Multi-factor authentication + (Random complex long and unique passwords) are the most secure way. Leaving the second factor away for this discussion, the only way to achieve secure passwords in a humanly manageable way is using a password manager.
All password recommendations (past and present) have a common weakness, it is called "the user" and there is very little a site manager can do to prevent a user to chose a weak password. Many weaknesses have been proven on human habits when forced to use symbols "pa$$w0rd" is a common example.
Then, somebody comes with the idea of a passphrase long enough. What about:
"May the force be with you" how long it will take for a dictionary attack to break this high entropy easy to remember password?
So... you decide to enforce a group policy... minimum 12 characters and at least one symbol (dictionaries will have hard time for a little while, until they figure out all the combinations that people tends to use for "may the force be with you@"
And then, there is the impossible to control factor anyways, what happens when your users start using the same password everywhere (with such a beautiful password is just a matter of time before it happens)
Only a password manager that creates something like "Qc447$q8Xc" and uses a different combination for each service will do.
Off course, the password manager needs to be secure enough or you are creating the key of the kingdom but let's face it... 90% of your users have already given up the keys of the kingdom when they used your domain password for their e-bay, Facebook, gmail and twitter accounts.
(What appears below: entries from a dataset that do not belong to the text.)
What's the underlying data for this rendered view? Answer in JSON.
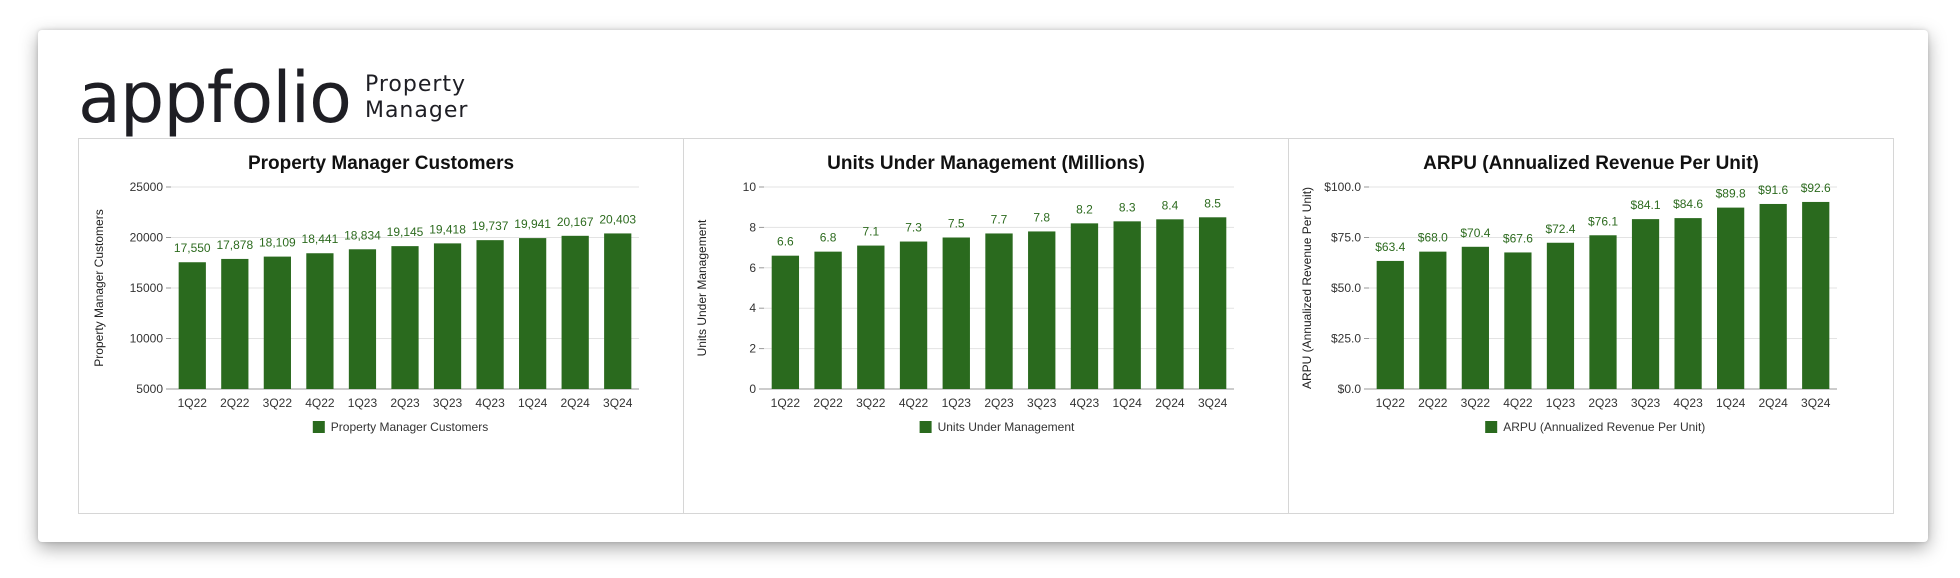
{
  "header": {
    "logo_text": "appfolio",
    "product_line1": "Property",
    "product_line2": "Manager"
  },
  "colors": {
    "bar": "#2a6a1e",
    "label": "#2d6b1f",
    "grid": "#e3e3e3",
    "axis": "#999999"
  },
  "chart_data": [
    {
      "type": "bar",
      "title": "Property Manager Customers",
      "ylabel": "Property Manager Customers",
      "legend": "Property Manager Customers",
      "legend_position": "bottom",
      "categories": [
        "1Q22",
        "2Q22",
        "3Q22",
        "4Q22",
        "1Q23",
        "2Q23",
        "3Q23",
        "4Q23",
        "1Q24",
        "2Q24",
        "3Q24"
      ],
      "values": [
        17550,
        17878,
        18109,
        18441,
        18834,
        19145,
        19418,
        19737,
        19941,
        20167,
        20403
      ],
      "value_labels": [
        "17,550",
        "17,878",
        "18,109",
        "18,441",
        "18,834",
        "19,145",
        "19,418",
        "19,737",
        "19,941",
        "20,167",
        "20,403"
      ],
      "ylim": [
        5000,
        25000
      ],
      "yticks": [
        5000,
        10000,
        15000,
        20000,
        25000
      ],
      "ytick_labels": [
        "5000",
        "10000",
        "15000",
        "20000",
        "25000"
      ],
      "grid": true
    },
    {
      "type": "bar",
      "title": "Units Under Management (Millions)",
      "ylabel": "Units Under Management",
      "legend": "Units Under Management",
      "legend_position": "bottom",
      "categories": [
        "1Q22",
        "2Q22",
        "3Q22",
        "4Q22",
        "1Q23",
        "2Q23",
        "3Q23",
        "4Q23",
        "1Q24",
        "2Q24",
        "3Q24"
      ],
      "values": [
        6.6,
        6.8,
        7.1,
        7.3,
        7.5,
        7.7,
        7.8,
        8.2,
        8.3,
        8.4,
        8.5
      ],
      "value_labels": [
        "6.6",
        "6.8",
        "7.1",
        "7.3",
        "7.5",
        "7.7",
        "7.8",
        "8.2",
        "8.3",
        "8.4",
        "8.5"
      ],
      "ylim": [
        0,
        10
      ],
      "yticks": [
        0,
        2,
        4,
        6,
        8,
        10
      ],
      "ytick_labels": [
        "0",
        "2",
        "4",
        "6",
        "8",
        "10"
      ],
      "grid": true
    },
    {
      "type": "bar",
      "title": "ARPU (Annualized Revenue Per Unit)",
      "ylabel": "ARPU (Annualized Revenue Per Unit)",
      "legend": "ARPU (Annualized Revenue Per Unit)",
      "legend_position": "bottom",
      "categories": [
        "1Q22",
        "2Q22",
        "3Q22",
        "4Q22",
        "1Q23",
        "2Q23",
        "3Q23",
        "4Q23",
        "1Q24",
        "2Q24",
        "3Q24"
      ],
      "values": [
        63.4,
        68.0,
        70.4,
        67.6,
        72.4,
        76.1,
        84.1,
        84.6,
        89.8,
        91.6,
        92.6
      ],
      "value_labels": [
        "$63.4",
        "$68.0",
        "$70.4",
        "$67.6",
        "$72.4",
        "$76.1",
        "$84.1",
        "$84.6",
        "$89.8",
        "$91.6",
        "$92.6"
      ],
      "ylim": [
        0,
        100
      ],
      "yticks": [
        0,
        25,
        50,
        75,
        100
      ],
      "ytick_labels": [
        "$0.0",
        "$25.0",
        "$50.0",
        "$75.0",
        "$100.0"
      ],
      "grid": true
    }
  ]
}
If you are lucky they are not subscribed to underground or low reputation websites with the same username and password.
The only policy that would make sense is the policy of using a random password generator and offering a password manager. In all the other cases you are left to the good training and judgement of your users.
Add a second factor whenever possible
Unfortunately, Operating Systems are being very slow on offering out of the box solutions for this.
Expiration or no expiration, complexity or length, those won't make a difference until the users are given a tool that keeps them away from having to memorize which leads to lax choices.